Leaving on the ferry
August 28, 2019 Filed under Introspection, Stress
I said goodbye to Brunhilde, then made my way to the giant boat.
The cyclists were all told to wait in a line together, than dispatched all at once into the belly of the beast.
Guides with radios and greasy uniforms directed us to a corner.
We tethered our bikes in place with whatever we could find. In a few days, after stopping at the Faroe islands, the area around us would be packed almost solid with truck trailers. The ferry was obviously a major supply route.
My first task on the ship was to convert some of my Icelandic Króna (ISK) to Danish Krone (DKK).

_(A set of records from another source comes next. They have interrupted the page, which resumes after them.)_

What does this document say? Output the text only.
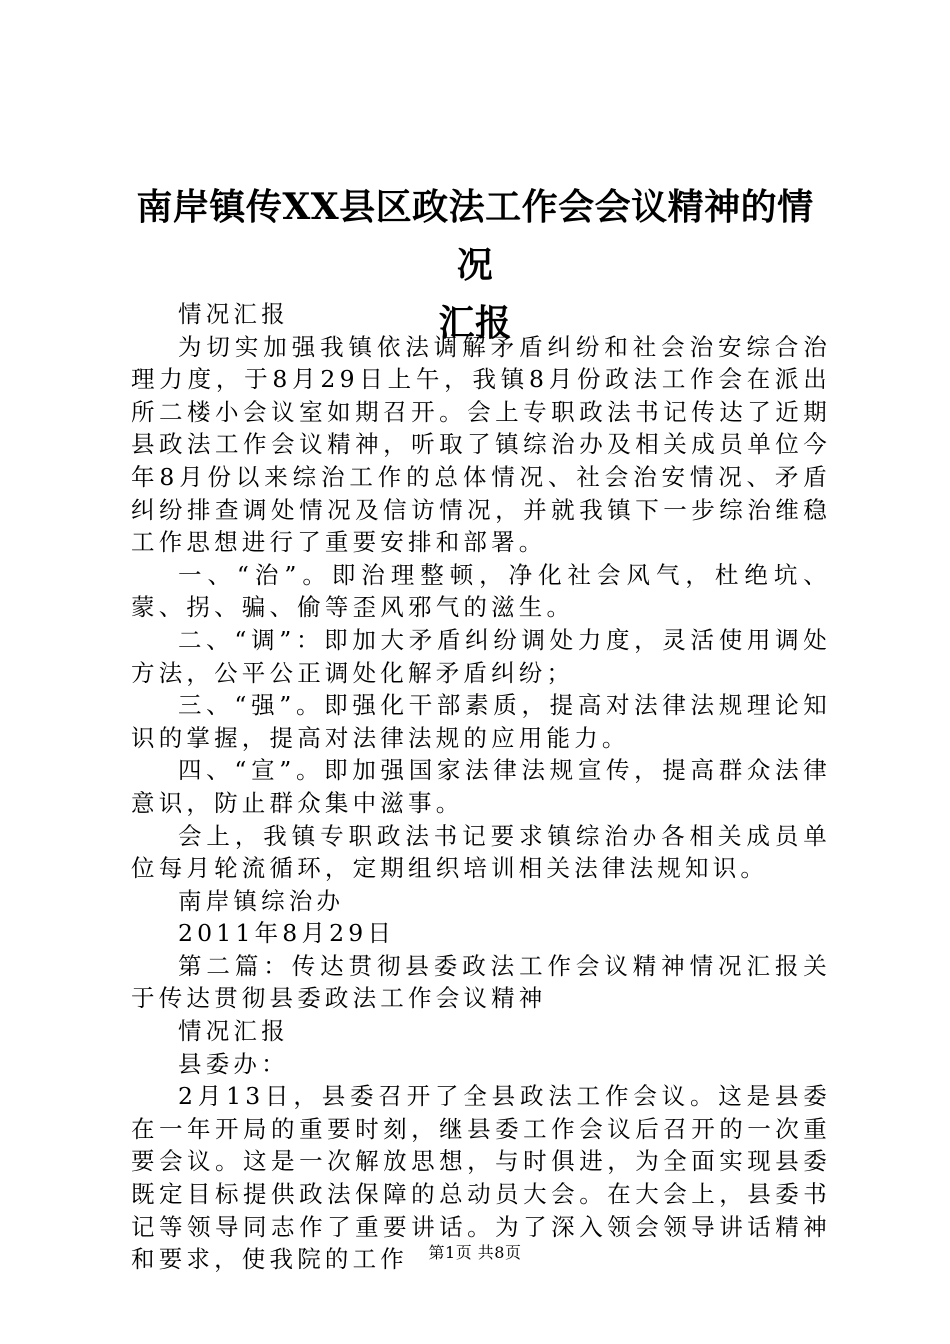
南岸镇传XX县区政法工作会会议精神的情况
汇报

情况汇报

为切实加强我镇依法调解矛盾纠纷和社会治安综合治理力度，于8月29日上午，我镇8月份政法工作会在派出所二楼小会议室如期召开。会上专职政法书记传达了近期县政法工作会议精神，听取了镇综治办及相关成员单位今年8月份以来综治工作的总体情况、社会治安情况、矛盾纠纷排查调处情况及信访情况，并就我镇下一步综治维稳工作思想进行了重要安排和部署。

一、“治”。即治理整顿，净化社会风气，杜绝坑、蒙、拐、骗、偷等歪风邪气的滋生。

二、“调”：即加大矛盾纠纷调处力度，灵活使用调处方法，公平公正调处化解矛盾纠纷；

三、“强”。即强化干部素质，提高对法律法规理论知识的掌握，提高对法律法规的应用能力。

四、“宣”。即加强国家法律法规宣传，提高群众法律意识，防止群众集中滋事。

会上，我镇专职政法书记要求镇综治办各相关成员单位每月轮流循环，定期组织培训相关法律法规知识。

南岸镇综治办

2011年8月29日

第二篇：传达贯彻县委政法工作会议精神情况汇报关于传达贯彻县委政法工作会议精神

情况汇报

县委办：

2月13日，县委召开了全县政法工作会议。这是县委在一年开局的重要时刻，继县委工作会议后召开的一次重要会议。这是一次解放思想，与时俱进，为全面实现县委既定目标提供政法保障的总动员大会。在大会上，县委书记等领导同志作了重要讲话。为了深入领会领导讲话精神和要求，使我院的工作	第1页 共8页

Good thing the Danes are scrupulous people because it would be easy to scam tourists: One currency is worth about twenty times the other.
Next I had to find a locker to store my stuff. I didn’t feel comfortable carrying it around on my back, and I didn’t want to leave it by my bedside. The lockers were coin operated and cost the equivalent of about two dollars every time you opened one. At least they were spacious.
The sleeping area was more “hostel” than the hostel I’d just left. All five of my bunkmates were men, since the rooms were split by gender for safety purposes. (Nevertheless, on day two of the trip, a woman began sleeping in one of the bunks, intertwined with her lover. Exceptions to the rule!)
I prepared my bed and locked up most of my gear, then went upstairs and had my first open-faced Danish sandwich. I ate it with a knife and fork like a proper gentleman, as my mother taught me!
The boat got underway and Iceland began to slide past the window, then move to the horizon. I wandered around the ship for a while and did some more writing.
Yeah — in the movie, I would suddenly reach a whole pile of amazing conclusions in my head just a day or two before closing the lid on the bicycle box and riding the shuttle to the airport for the flight home. Then I’d be looking out the window of the plane, all smiling and fulfilled, as credits began to roll up the side of the sky.
Reality didn’t have such a great sense of timing. But about 3/4 of the way through the ride I did get to a weird place in my head, and I think the best way to describe it is with a metaphor about travel:
In the time before by decision to go on this journey, there had been a giant slow-moving explosion in my emotional landscape. When I pedaled away from civilization – probably best identified as the city of Reykjavik – I was also pedaling away from the center of that explosion — and as I moved along, I found pieces.
Some of those pieces were twisted and unrecognizable at first, but clearly part of myself, so I picked them up and carried them. Then there were parts that I found sitting on undisturbed ground, obscured by weeds. They had been discarded before the explosion, when I was going somewhere else. I picked those up too.
Every night I would arrange them around me and try to make them fit together. Hammer at a few of them. Some I connected with and took into myself. I found my love of in-depth conversation; I found my joy at open spaces and quiet presence in them; I found my curiosity of the natural world. (That piece was fully intact, and I realized I’d dropped it quite a long time ago when I stopped pushing to go on nature-oriented trips with my ex.)
I found my enthusiasm for writing. I found pieces of my ability to stand up for what I needed. Somewhere around the crossing to Flatey Island I had a little epiphany that I wrote down in one short sentence: There is often a difference between what I want, and what other people want me to want, and I’m tired of ignoring the first in favor of the second. Even if it would make someone really happy for me to want or like or care about something, if I don’t feel that way, I really shouldn’t defer to their happiness.
I think my struggle with that has been a struggle with confrontation, and with the part of me that wants to please the people around me. I’m very fortunate to have the time and independence to work on it; to even have the choice, instead of circumstances making it for me.
Over the next couple of days I would often find myself sitting on the floor of the locker room, down in the depths of the ship, listening to the throbbing of the engine. It was the only place anywhere that had a door I could close, allowing me to be entirely alone for extended periods of time. I was still too used to the wilderness.